Beauty, Mind & Fitness, My Health and Eye

Find a friend, lose the cactus

I have now completed the Discover Wellbeing course run by the amazing people at Retina UK.  I opted for a supported journey so every week I would complete a module and then talk it through with a volunteer, who had been matched with me, to go through the material.

It was a great and very therapeutic experience and after the first 2 sessions, my weekly chats felt like virtual coffee mornings with an old friend.  My support volunteer was further along in her sight loss journey but like me, she was married and a mum and had faced sight loss as an adult.  

We had 5 modules to cover;

Diagnosis 

Keep calm and carry on – largely denial 

Point of impact – the point where your diagnosis changes something fundamental in your life like losing your licence or having to step away from your current career.

Coming out as a VIP – accepting your diagnosis and starting to use mobility aids and being open with those around you. 

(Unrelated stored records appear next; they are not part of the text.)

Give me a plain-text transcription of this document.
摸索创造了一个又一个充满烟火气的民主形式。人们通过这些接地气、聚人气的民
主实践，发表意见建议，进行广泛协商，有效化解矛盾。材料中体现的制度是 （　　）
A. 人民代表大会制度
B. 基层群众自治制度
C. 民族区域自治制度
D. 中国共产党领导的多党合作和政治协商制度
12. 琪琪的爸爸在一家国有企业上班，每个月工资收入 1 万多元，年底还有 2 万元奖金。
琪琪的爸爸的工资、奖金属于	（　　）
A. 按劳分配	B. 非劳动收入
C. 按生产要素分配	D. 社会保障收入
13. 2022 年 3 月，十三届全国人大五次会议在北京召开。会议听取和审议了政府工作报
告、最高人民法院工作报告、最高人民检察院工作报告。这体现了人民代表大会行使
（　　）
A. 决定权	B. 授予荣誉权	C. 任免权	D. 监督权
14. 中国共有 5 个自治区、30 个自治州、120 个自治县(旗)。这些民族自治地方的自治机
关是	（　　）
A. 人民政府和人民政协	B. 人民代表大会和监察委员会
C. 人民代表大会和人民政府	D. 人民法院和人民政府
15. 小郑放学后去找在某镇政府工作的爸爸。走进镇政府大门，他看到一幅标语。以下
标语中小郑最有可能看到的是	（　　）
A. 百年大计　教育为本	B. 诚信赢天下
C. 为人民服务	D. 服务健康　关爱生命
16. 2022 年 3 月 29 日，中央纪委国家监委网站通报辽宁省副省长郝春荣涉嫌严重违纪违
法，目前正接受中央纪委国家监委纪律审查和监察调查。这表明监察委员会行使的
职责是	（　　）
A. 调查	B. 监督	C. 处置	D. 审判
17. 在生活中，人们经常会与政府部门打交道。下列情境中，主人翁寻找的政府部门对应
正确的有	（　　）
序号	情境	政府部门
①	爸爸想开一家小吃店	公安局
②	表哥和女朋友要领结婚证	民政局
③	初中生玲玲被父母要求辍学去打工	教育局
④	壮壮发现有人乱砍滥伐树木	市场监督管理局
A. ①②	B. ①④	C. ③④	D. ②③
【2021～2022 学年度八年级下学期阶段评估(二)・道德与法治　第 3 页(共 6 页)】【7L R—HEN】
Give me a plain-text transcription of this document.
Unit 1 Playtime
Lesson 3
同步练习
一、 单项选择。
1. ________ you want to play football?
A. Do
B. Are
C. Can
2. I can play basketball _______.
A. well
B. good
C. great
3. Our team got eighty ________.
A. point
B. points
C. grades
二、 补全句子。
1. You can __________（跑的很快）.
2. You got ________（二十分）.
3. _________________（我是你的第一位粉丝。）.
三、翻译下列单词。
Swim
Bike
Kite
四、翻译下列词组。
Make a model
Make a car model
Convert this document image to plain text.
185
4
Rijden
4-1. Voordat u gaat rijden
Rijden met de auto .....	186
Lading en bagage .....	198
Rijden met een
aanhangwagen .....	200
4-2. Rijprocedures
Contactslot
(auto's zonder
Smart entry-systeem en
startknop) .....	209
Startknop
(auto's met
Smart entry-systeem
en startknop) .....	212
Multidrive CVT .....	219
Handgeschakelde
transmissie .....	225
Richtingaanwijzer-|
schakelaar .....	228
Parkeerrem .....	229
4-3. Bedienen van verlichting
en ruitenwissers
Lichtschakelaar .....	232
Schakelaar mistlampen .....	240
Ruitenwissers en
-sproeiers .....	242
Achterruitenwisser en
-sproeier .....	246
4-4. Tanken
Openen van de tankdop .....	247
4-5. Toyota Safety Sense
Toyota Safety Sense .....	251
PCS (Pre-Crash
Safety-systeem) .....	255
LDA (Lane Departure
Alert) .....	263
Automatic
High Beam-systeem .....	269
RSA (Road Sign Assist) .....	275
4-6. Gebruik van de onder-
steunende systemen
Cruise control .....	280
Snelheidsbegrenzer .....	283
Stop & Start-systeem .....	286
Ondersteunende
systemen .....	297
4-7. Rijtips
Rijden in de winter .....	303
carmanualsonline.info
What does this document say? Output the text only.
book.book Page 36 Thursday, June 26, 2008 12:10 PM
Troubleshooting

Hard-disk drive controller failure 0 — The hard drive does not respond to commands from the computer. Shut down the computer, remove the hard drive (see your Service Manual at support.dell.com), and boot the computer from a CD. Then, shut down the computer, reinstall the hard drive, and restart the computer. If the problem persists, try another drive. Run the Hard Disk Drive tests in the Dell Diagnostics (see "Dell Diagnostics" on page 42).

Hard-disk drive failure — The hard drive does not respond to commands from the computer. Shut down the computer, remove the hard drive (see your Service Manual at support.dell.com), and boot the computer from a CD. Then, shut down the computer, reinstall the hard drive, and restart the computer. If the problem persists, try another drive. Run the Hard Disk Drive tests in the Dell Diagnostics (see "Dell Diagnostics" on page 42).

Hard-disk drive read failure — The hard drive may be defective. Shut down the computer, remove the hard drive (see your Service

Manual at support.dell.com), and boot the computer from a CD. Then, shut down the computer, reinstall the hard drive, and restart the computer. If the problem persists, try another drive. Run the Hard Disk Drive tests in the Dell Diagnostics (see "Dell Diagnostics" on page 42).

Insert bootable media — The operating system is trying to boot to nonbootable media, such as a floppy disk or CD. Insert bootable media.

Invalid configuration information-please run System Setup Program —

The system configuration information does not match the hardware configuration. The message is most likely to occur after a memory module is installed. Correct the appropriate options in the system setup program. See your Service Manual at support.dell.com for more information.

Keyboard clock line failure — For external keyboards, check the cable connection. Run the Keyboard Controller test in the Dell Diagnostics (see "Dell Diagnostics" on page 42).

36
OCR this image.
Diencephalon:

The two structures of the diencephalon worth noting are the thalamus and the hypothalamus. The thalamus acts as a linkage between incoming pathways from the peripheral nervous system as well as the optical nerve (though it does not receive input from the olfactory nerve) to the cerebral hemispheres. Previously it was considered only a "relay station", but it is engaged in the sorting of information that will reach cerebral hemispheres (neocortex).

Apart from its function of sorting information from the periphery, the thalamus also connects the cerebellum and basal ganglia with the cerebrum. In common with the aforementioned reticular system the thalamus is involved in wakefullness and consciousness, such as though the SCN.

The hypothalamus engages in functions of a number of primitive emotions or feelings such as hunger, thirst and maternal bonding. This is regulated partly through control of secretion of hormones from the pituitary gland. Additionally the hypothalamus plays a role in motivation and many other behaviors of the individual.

Finding a way through – Embracing your new normal and thriving in your new life

My support volunteer had fully immersed herself into the visually impaired community and had many visually impaired friends.  In contrast, she was the second blind person I had spoken to in my life.

She gave me hope that there can be a good life on the other side.  She is still able to work, support her family, socialise, be a great mum and wife and as we shared and laughed like two school friends; I finally felt I could breathe.  In those conversations I didn’t feel alone.  She understood all of it.  My fears, my embarrassing slip ups, my total disdain for cold and brutal consultants and the painful loss of what I thought my life would be and navigating a new way for myself.

Both of us are no strangers to hospital appointments but on the road to inevitable sight loss, we have a very different health service experience to most.  The NHS is truly amazing and we should all feel privileged to have it but once you get a disease they can’t treat, they seem to flip the switch.  You feel like you’ve been transported to a floor that few get to see.  A floor that talks over you, about you and has absolutely no regard for your emotional wellbeing whatsoever.  Your appointments are long, often uncomfortable and always a little pointless.  They update your file with the details of your tests and scans, gaze at you with sadness, often have another look or get a student to grab your appointment as an opportunity to look at you because you’re an interesting case.  Then they send you home to continue going blind.  It feels like a tick box exercise.

We talked at length about the little things I say and do to hide my diagnosis.  How my friends have reacted.  The lack of independence.  The kindness and at times appalling behaviour of friends and strangers.  The inaccessible job market and the never ending pity you receive from people who can’t quite believe you have not decided to call it quits yet.  Alongside that, you have the folk that do anything to avoid mentioning it; even if that means avoiding you altogether.  Losing friends when facing an incurable disease isn’t new and many people in my situation or similar have experienced it.

I learned a lot and at times, it wasn’t easy to accept that one of the most unsupportive people in this new chapter was me.  In my grief I had stopped doing so many things I loved.  I have been filling my time and headspace with negative thoughts and activities.  I was feeling left behind by people in my life and by society and in turn I had stopped showing up for myself.  

I had abandoned healthy positive behaviours and replaced them all with negative ones.

  • Scrolling the internet
  • Falling into YouTube rabbit holes
  • Spending time alone
  • Over eating
  • Consuming more alcohol

The Discover Wellbeing course encouraged its participants to focus on areas of protective daily behaviours that we could develop to improve and strengthen our mental and physical wellbeing.  These areas are:

Move – Any physical activity or exercise 

Focus – Any task that requires or draws attention.  Reading, meditation, gardening, cooking etc

Discover – Learning something new

Communication – Regular contact with friends, family, neighbours and colleagues.

Help – Assisting others in the community 

Seems so simple but when I tried to list activities that I participated in within each category, I realised that I had actually withdrawn from many things.  

I had work to do.  

The course also assumed that many VIPs have plenty of support and that we just need to tap into it to benefit from it.  That’s not reality for many of us.  Most adults have a thriving social life and busy week led purely by employment.  However, according to the RNIB, only one in four visually impaired people are employed.  Therefore when you consider that your friends, family and neighbours are also probably working, you can see how isolation occurs and for some it’s inevitable.

I examined my 3 circles of support:

Inner circle – family and close friends that I trust with anything

Second circle – friends and colleagues that I may be able to rely on sometimes

Outer circle – neighbours, acquaintances and hobby groups.

It was sobering to realise that I didn’t have many people I could call, lean on or go out with.  I guess with sight loss it’s easier and sometimes forced upon you to almost retreat away from your old life.  I have lost a lot and I have definitely retreated.  I understand why and I’m going to be kind to myself about it.  

Armed with this new knowledge that there are people like the volunteer support at Retina UK, I no longer want to retreat, I want to advance.  I want to move forward and move on.

Remember the cactus quote?

“Life may give you a cactus but you don’t have to sit on it”.